Mientras Kireina luchaba contra las Cuatro Gracias, una guerra se desarrollaba fuera del dominio que creó para atrapar a estas cuatro diosas.

En el momento en que vieron cómo Kireina usaba su Habilidad de Distorsión para aparecer fuera de la barrera y atrapar inmediatamente a los cuatro dioses más fuertes del campo de batalla para encargarse de ellos sola con sus esposas, el resto de sus aliados, amigos y familiares supieron que contaba con ellos para que se ocuparan del resto.

¡Sin embargo, para luchar contra los otros tres Dioses que habían aparecido sobre los cielos, primero necesitaban romper la barrera que los atrapaba dentro del Imperio!

La Familia Wyvern unió fuerzas rápidamente, aunque su padre no estaba presente, ya que Kireina lo había llamado a las Estepas Oscuras para que luchara a su lado.

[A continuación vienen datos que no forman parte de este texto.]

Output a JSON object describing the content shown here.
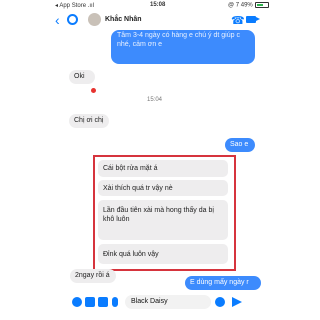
{
  "status": {
    "carrier": "◂ App Store .ııl",
    "time": "15:08",
    "battery": "@ 7 49%"
  },
  "header": {
    "name": "Khắc Nhân"
  },
  "messages": {
    "top_partial": "Tâm 3-4 ngày có hàng e chú ý dt giúp c nhé, cảm ơn e",
    "oki": "Oki",
    "timestamp": "15:04",
    "chi_oi": "Chị ơi chị",
    "sao_e": "Sao e",
    "quotes": [
      "Cái bột rửa mặt á",
      "Xài thích quá tr vậy nè",
      "Lần đầu tiên xài mà hong thấy da bị khô luôn",
      "Đỉnk quá luôn vậy"
    ],
    "e_dung": "E dùng mấy ngày r",
    "hai_ngay": "2ngay rồi á"
  },
  "composer": {
    "text": "Black Daisy"
  },
  "colors": {
    "accent": "#0a7cff",
    "bubble_blue": "#3d8bfd",
    "bubble_gray": "#eeedee",
    "highlight_box": "#d6343d"
  }
}
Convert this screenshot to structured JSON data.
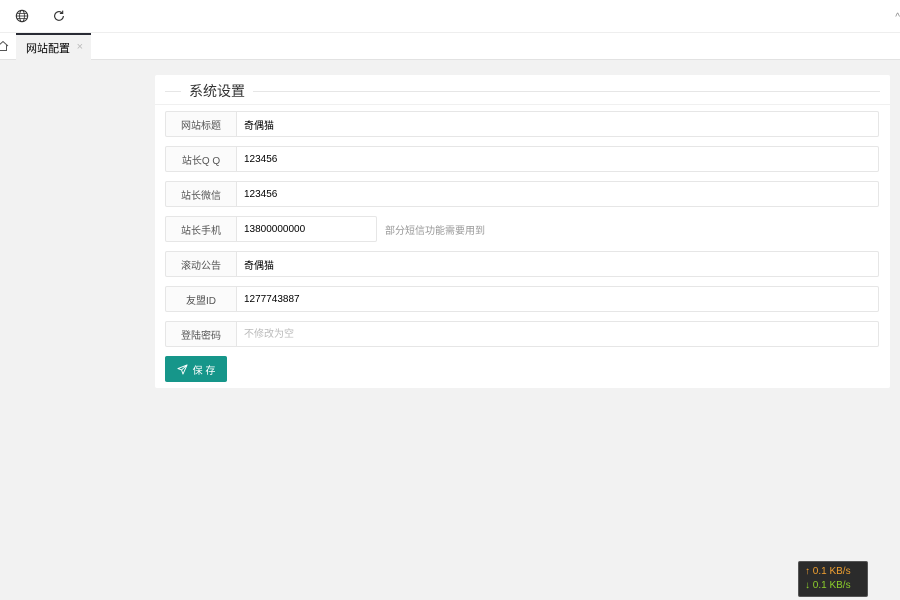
{
  "toolbar": {
    "icons": [
      "globe-icon",
      "refresh-icon"
    ],
    "edge_glyph": "^"
  },
  "tabs": {
    "home_icon": "home-icon",
    "active_label": "网站配置",
    "close_glyph": "×"
  },
  "section": {
    "title": "系统设置"
  },
  "form": {
    "fields": [
      {
        "label": "网站标题",
        "value": "奇偶猫",
        "placeholder": ""
      },
      {
        "label": "站长Q Q",
        "value": "123456",
        "placeholder": ""
      },
      {
        "label": "站长微信",
        "value": "123456",
        "placeholder": ""
      },
      {
        "label": "站长手机",
        "value": "13800000000",
        "placeholder": "",
        "aux": "部分短信功能需要用到"
      },
      {
        "label": "滚动公告",
        "value": "奇偶猫",
        "placeholder": ""
      },
      {
        "label": "友盟ID",
        "value": "1277743887",
        "placeholder": ""
      },
      {
        "label": "登陆密码",
        "value": "",
        "placeholder": "不修改为空"
      }
    ],
    "save_label": "保 存"
  },
  "netspeed": {
    "up": "↑ 0.1 KB/s",
    "down": "↓ 0.1 KB/s"
  },
  "colors": {
    "accent": "#16968a",
    "tab_indicator": "#292b34",
    "background": "#f2f2f2"
  }
}
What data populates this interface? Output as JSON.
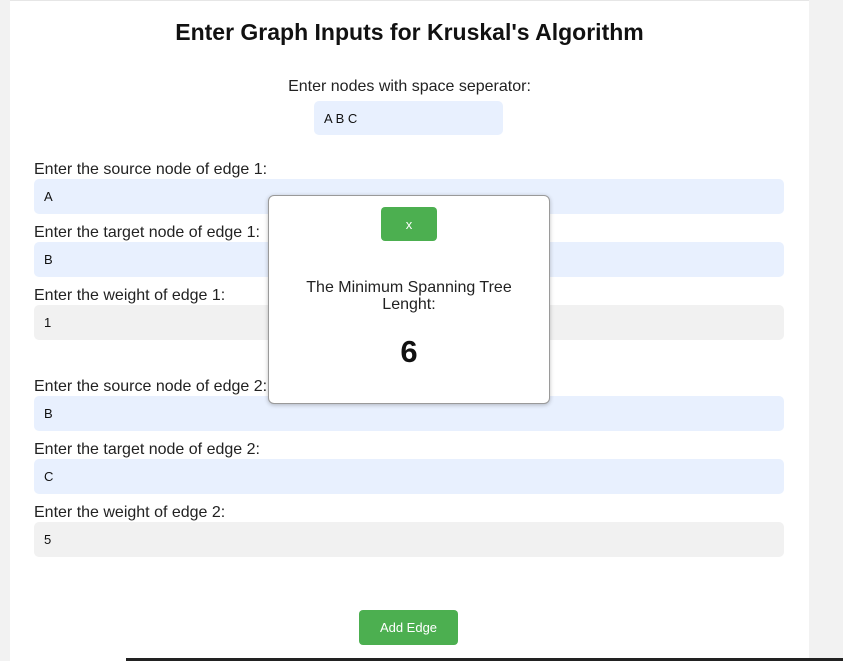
{
  "page": {
    "title": "Enter Graph Inputs for Kruskal's Algorithm",
    "nodes_label": "Enter nodes with space seperator:",
    "nodes_value": "A B C"
  },
  "edges": [
    {
      "source_label": "Enter the source node of edge 1:",
      "source_value": "A",
      "target_label": "Enter the target node of edge 1:",
      "target_value": "B",
      "weight_label": "Enter the weight of edge 1:",
      "weight_value": "1"
    },
    {
      "source_label": "Enter the source node of edge 2:",
      "source_value": "B",
      "target_label": "Enter the target node of edge 2:",
      "target_value": "C",
      "weight_label": "Enter the weight of edge 2:",
      "weight_value": "5"
    }
  ],
  "actions": {
    "add_edge_label": "Add Edge"
  },
  "modal": {
    "close_label": "x",
    "message": "The Minimum Spanning Tree Lenght:",
    "result": "6"
  },
  "colors": {
    "accent_green": "#4caf50",
    "autofill_blue": "#e8f0fe",
    "input_gray": "#f1f1f1"
  }
}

Los otros Wyverns, Abellona, Aine, Adena, Titus y Eshne, habían decidido quedarse en el Imperio para protegerlo.

Después de haber sido reclutados por Kireina meses atrás, los Wyverns habían estado puliendo sus Habilidades, evolucionando y volviéndose aún más fuertes que antes.

Tras superar grandes desafíos en la Mazmorra bajo el Gran Bosque, los cinco hermanos wyvern se fortalecieron y parecían haber alcanzado por fin a sus aliados y compañeros.

Sin embargo, por muy fuerte que se volviera un mortal, contra un Dios, su fuerza y sus habilidades carecían de sentido.

Se dieron cuenta de esto rápidamente cuando los cinco wyverns usaron sus ataques de aliento y hechizos combinados, intentando romper la barrera, pero viendo que no daba absolutamente ningún resultado.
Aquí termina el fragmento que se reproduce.